A dramatic realignment in East African commerce is reshaping Uganda’s trade landscape after Tanzania overtook China as Uganda’s largest source of imports, signaling the growing influence of regional supply chains and the country’s booming gold trade.
New trade figures released by the Uganda Revenue Authority show imports from Tanzania surged to approximately Shs12.46 trillion over the past year, accounting for nearly 22 percent of Uganda’s total imports. The development pushed China — long Uganda’s dominant import partner — into second place, ahead of India, Kenya and the United Arab Emirates.
The shift marks one of the most significant changes in Uganda’s regional trade dynamics in over a decade and underscores the rising economic integration within the East African Community.
At the center of the surge is Uganda’s rapidly expanding gold refining and re-export industry.

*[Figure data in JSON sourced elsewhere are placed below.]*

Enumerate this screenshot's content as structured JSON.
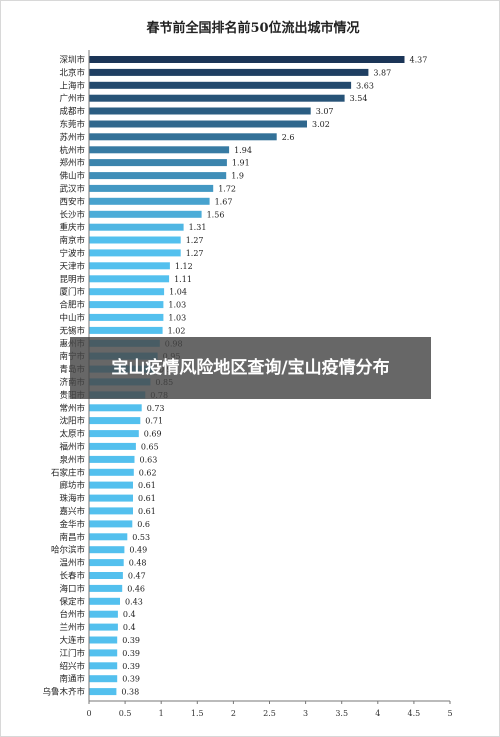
{
  "overlay": {
    "text": "宝山疫情风险地区查询/宝山疫情分布"
  },
  "chart_data": {
    "type": "bar",
    "orientation": "horizontal",
    "title": "春节前全国排名前50位流出城市情况",
    "xlabel": "",
    "ylabel": "",
    "xlim": [
      0,
      5
    ],
    "xticks": [
      "0",
      "0.5",
      "1",
      "1.5",
      "2",
      "2.5",
      "3",
      "3.5",
      "4",
      "4.5",
      "5"
    ],
    "grid": false,
    "colors": {
      "dark": "#1b3557",
      "light": "#53c0ee"
    },
    "categories": [
      "深圳市",
      "北京市",
      "上海市",
      "广州市",
      "成都市",
      "东莞市",
      "苏州市",
      "杭州市",
      "郑州市",
      "佛山市",
      "武汉市",
      "西安市",
      "长沙市",
      "重庆市",
      "南京市",
      "宁波市",
      "天津市",
      "昆明市",
      "厦门市",
      "合肥市",
      "中山市",
      "无锡市",
      "惠州市",
      "南宁市",
      "青岛市",
      "济南市",
      "贵阳市",
      "常州市",
      "沈阳市",
      "太原市",
      "福州市",
      "泉州市",
      "石家庄市",
      "廊坊市",
      "珠海市",
      "嘉兴市",
      "金华市",
      "南昌市",
      "哈尔滨市",
      "温州市",
      "长春市",
      "海口市",
      "保定市",
      "台州市",
      "兰州市",
      "大连市",
      "江门市",
      "绍兴市",
      "南通市",
      "乌鲁木齐市"
    ],
    "values": [
      4.37,
      3.87,
      3.63,
      3.54,
      3.07,
      3.02,
      2.6,
      1.94,
      1.91,
      1.9,
      1.72,
      1.67,
      1.56,
      1.31,
      1.27,
      1.27,
      1.12,
      1.11,
      1.04,
      1.03,
      1.03,
      1.02,
      0.98,
      0.95,
      0.9,
      0.85,
      0.78,
      0.73,
      0.71,
      0.69,
      0.65,
      0.63,
      0.62,
      0.61,
      0.61,
      0.61,
      0.6,
      0.53,
      0.49,
      0.48,
      0.47,
      0.46,
      0.43,
      0.4,
      0.4,
      0.39,
      0.39,
      0.39,
      0.39,
      0.38
    ],
    "value_labels": [
      "4.37",
      "3.87",
      "3.63",
      "3.54",
      "3.07",
      "3.02",
      "2.6",
      "1.94",
      "1.91",
      "1.9",
      "1.72",
      "1.67",
      "1.56",
      "1.31",
      "1.27",
      "1.27",
      "1.12",
      "1.11",
      "1.04",
      "1.03",
      "1.03",
      "1.02",
      "0.98",
      "0.95",
      "0.9",
      "0.85",
      "0.78",
      "0.73",
      "0.71",
      "0.69",
      "0.65",
      "0.63",
      "0.62",
      "0.61",
      "0.61",
      "0.61",
      "0.6",
      "0.53",
      "0.49",
      "0.48",
      "0.47",
      "0.46",
      "0.43",
      "0.4",
      "0.4",
      "0.39",
      "0.39",
      "0.39",
      "0.39",
      "0.38"
    ]
  }
}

Uganda is increasingly positioning itself as a regional precious metals hub, importing raw gold largely from Tanzania and the Democratic Republic of Congo before refining and exporting it to global markets.
The trade boom has significantly boosted cross-border commerce through the Mutukula and Mirama Hills routes while increasing cargo traffic between Dar es Salaam Port and Kampala.
Economists say the development reflects a broader trend in which African economies are trading more with neighboring countries rather than relying solely on Asian supply chains.
“This is more than a trade statistic. It is evidence that regional value chains are beginning to deepen,” said a Kampala-based trade analyst familiar with East African market flows. “Uganda is leveraging geography, refining capacity and regional demand to strengthen its position in the gold business,” said Adam Mugume, the Executive Director for Research and Economic Analysis at the Bank of Uganda.
The trend also arrives at a time when governments across East Africa are pushing for stronger intra-African trade under the African Continental Free Trade Area framework.
For Uganda, the implications stretch beyond customs data.
Commercial banks, forex dealers and logistics companies are already experiencing increased transaction volumes linked to the gold trade. The sector has become one of Uganda’s largest foreign exchange earners, helping support export growth even as traditional sectors such as coffee and fish face fluctuating global prices.
Transport operators moving goods between Tanzania and Uganda are also expected to benefit from rising demand for fuel, warehousing and cargo handling services.
However, analysts warn that Uganda’s growing dependence on gold-related trade could expose the economy to commodity price volatility and heightened international scrutiny over mineral sourcing and compliance standards.
The changing trade rankings may also intensify competition among regional economies seeking to become industrial and logistics hubs in East Africa.
For years, China dominated Uganda’s import market through machinery, electronics, construction materials and manufactured goods. Tanzania’s rise signals how rapidly commodity-linked trade flows can alter regional economic influence.
The development comes as Uganda accelerates broader industrialization efforts tied to oil production, mineral processing and infrastructure expansion.